Pakistanis go to polls amidst hopes for better tomorrow
Sabir Chaudhry is going to cast the first ever vote of his life on Wednesday, believing that the new government will steer the country out of the economic and security challenges it has been facing for years.
"Last five years were very challenging for Pakistan's economy, the forthcoming years will be even crucial so we have no choice but to select the party who will complete the projects initiated by the CPEC (China Pakistan Economic Corridor) and other programs without any financial corruption," Chaudhry told Xinhua while waiting for customers at his denim pants in a busy market of Islamabad on the election eve.
Chaudhry, 30, who could cast his vote after turning 18, as per country's law, said he never took elections seriously, but now he believes that he should play his part to elect a candidate, which is sincere with the country and work to bring a positive change in Pakistan.
According to the country's election commission, there are over 100 million registered voters in Pakistan in four provinces and capital Islamabad who will elect candidates from their favorite political parties.
People are excited to choose their future leaders. Streets are laden with party flags and many cars roaming in the cities with banners and signs of political parties and election candidates.
Survey results coming ahead of general elections indicate a close competition between the last ruling party Pakistan Muslim League-Nawaz and cricketer-turned-politician Imran Khan's political party Pakistan Tehreek-i-Insaf, with four-time ruling party Pakistan Peoples' Party expected to be at number three.
Voters believe that the election will be acting as a game changer for the country and the new government will work better than the previous ones as the people of the country are more aware about the "power of their vote" than before.
Nadeem Ali, a trader in Islamabad, told Xinhua that the election has empowered people to decide their future by themselves.

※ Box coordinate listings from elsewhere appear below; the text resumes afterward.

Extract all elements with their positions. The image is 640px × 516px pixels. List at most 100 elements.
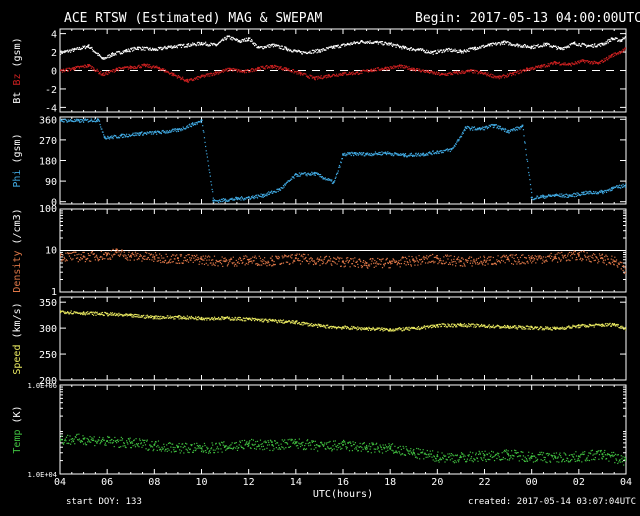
data-dot (327, 325, 328, 326)
data-dot (114, 70, 115, 71)
data-point (413, 259, 415, 261)
data-dot (357, 261, 358, 262)
data-dot (624, 37, 625, 38)
data-dot (99, 259, 100, 260)
data-dot (128, 51, 129, 52)
data-dot (229, 261, 230, 262)
data-dot (276, 320, 277, 321)
data-dot (515, 261, 516, 262)
data-dot (535, 255, 536, 256)
data-point (413, 68, 415, 70)
data-dot (91, 68, 92, 69)
data-dot (109, 72, 110, 73)
data-dot (542, 260, 543, 261)
data-dot (131, 48, 132, 49)
data-point (583, 59, 585, 61)
data-dot (528, 70, 529, 71)
data-dot (599, 253, 600, 254)
data-dot (177, 77, 178, 78)
data-dot (143, 135, 144, 136)
data-dot (349, 152, 350, 153)
data-dot (426, 155, 427, 156)
data-dot (234, 319, 235, 320)
data-dot (385, 263, 386, 264)
data-dot (442, 51, 443, 52)
data-dot (148, 132, 149, 133)
data-dot (213, 202, 214, 203)
data-dot (613, 188, 614, 189)
data-dot (330, 179, 331, 180)
data-dot (110, 314, 111, 315)
data-dot (197, 123, 198, 124)
data-dot (150, 47, 151, 48)
data-dot (303, 322, 304, 323)
data-dot (178, 75, 179, 76)
data-dot (363, 152, 364, 153)
data-dot (450, 255, 451, 256)
data-dot (403, 153, 404, 154)
data-dot (544, 198, 545, 199)
data-point (243, 70, 245, 72)
data-dot (457, 73, 458, 74)
data-dot (569, 260, 570, 261)
data-dot (73, 313, 74, 314)
data-dot (580, 61, 581, 62)
data-dot (477, 71, 478, 72)
data-dot (122, 67, 123, 68)
data-dot (413, 70, 414, 71)
data-dot (567, 47, 568, 48)
data-dot (146, 134, 147, 135)
data-dot (470, 129, 471, 130)
data-dot (148, 317, 149, 318)
data-dot (281, 48, 282, 49)
data-dot (119, 256, 120, 257)
data-dot (145, 318, 146, 319)
data-dot (528, 172, 529, 173)
data-dot (398, 262, 399, 263)
data-dot (201, 256, 202, 257)
data-point (587, 45, 589, 47)
data-dot (222, 70, 223, 71)
data-dot (386, 69, 387, 70)
data-dot (388, 263, 389, 264)
data-dot (317, 78, 318, 79)
data-dot (261, 264, 262, 265)
data-dot (212, 259, 213, 260)
data-dot (187, 315, 188, 316)
data-dot (88, 255, 89, 256)
data-dot (320, 78, 321, 79)
data-dot (173, 75, 174, 76)
data-dot (589, 191, 590, 192)
data-dot (134, 133, 135, 134)
data-dot (404, 261, 405, 262)
data-dot (443, 152, 444, 153)
data-dot (212, 189, 213, 190)
data-dot (379, 154, 380, 155)
data-point (488, 44, 490, 46)
data-dot (235, 40, 236, 41)
data-dot (500, 77, 501, 78)
data-dot (302, 53, 303, 54)
data-dot (161, 69, 162, 70)
data-dot (428, 261, 429, 262)
data-point (484, 72, 486, 74)
data-dot (203, 75, 204, 76)
data-dot (451, 49, 452, 50)
data-dot (450, 51, 451, 52)
data-dot (366, 265, 367, 266)
data-dot (175, 47, 176, 48)
data-dot (333, 257, 334, 258)
data-dot (113, 314, 114, 315)
data-dot (496, 259, 497, 260)
data-dot (576, 63, 577, 64)
data-dot (445, 255, 446, 256)
data-dot (91, 120, 92, 121)
data-dot (253, 197, 254, 198)
data-dot (135, 135, 136, 136)
data-dot (169, 317, 170, 318)
data-dot (619, 51, 620, 52)
data-dot (112, 55, 113, 56)
data-dot (183, 44, 184, 45)
data-dot (113, 53, 114, 54)
data-dot (529, 257, 530, 258)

"This is a great opportunity as it helps us choose our rulers. We can vote for the people who have performed, and change those who did not. We have been voting since years and now people know the value of their vote."
The Election Commission of Pakistan (ECP) said that the election material including ballot boxes, seals, polling booths, ink, ballot papers and other necessary items were delivered to polling stations across the country amid tight security.
The ECP and security agencies have issued threat alert for several polling stations in the country, and to avoid any untoward situation, army and other law enforcement agencies have taken over polling situation.
As the election fever gripped the country, stock exchange also experienced a bullish trend and gained 875 points a day ahead of the polls.
Local TV channels ran special election transmission a day ahead of the election, predicting and analyzing the situation of various constituencies.
Apart from this, famous restaurants in different cities announced special discount for the people who will visit them after polling their votes, in order to motivate more people to poll votes.
Local showbiz and sports celebrities also took to social media, urging people to vote for the suitable candidate.
Cricket legend Shoaib Akhtar said in a tweet, "Tomorrow (Wednesday) is an important day please do go out and vote. Your vote will decide the future of the country hence please don't waste it."
Talking to Xinhua, Shagufta Begum, a female campaigner for a national assembly candidate, said that future of Pakistan will be bright if people do not get drifted by "fake promises" of election candidates and vote for the right people.
"We tell people to come out their houses to vote as it is their national responsibility. Our purpose is to educate them that they should not waste their vote by electing the people who are not serious about welfare of the public, as the country's future can only be decided by their votes."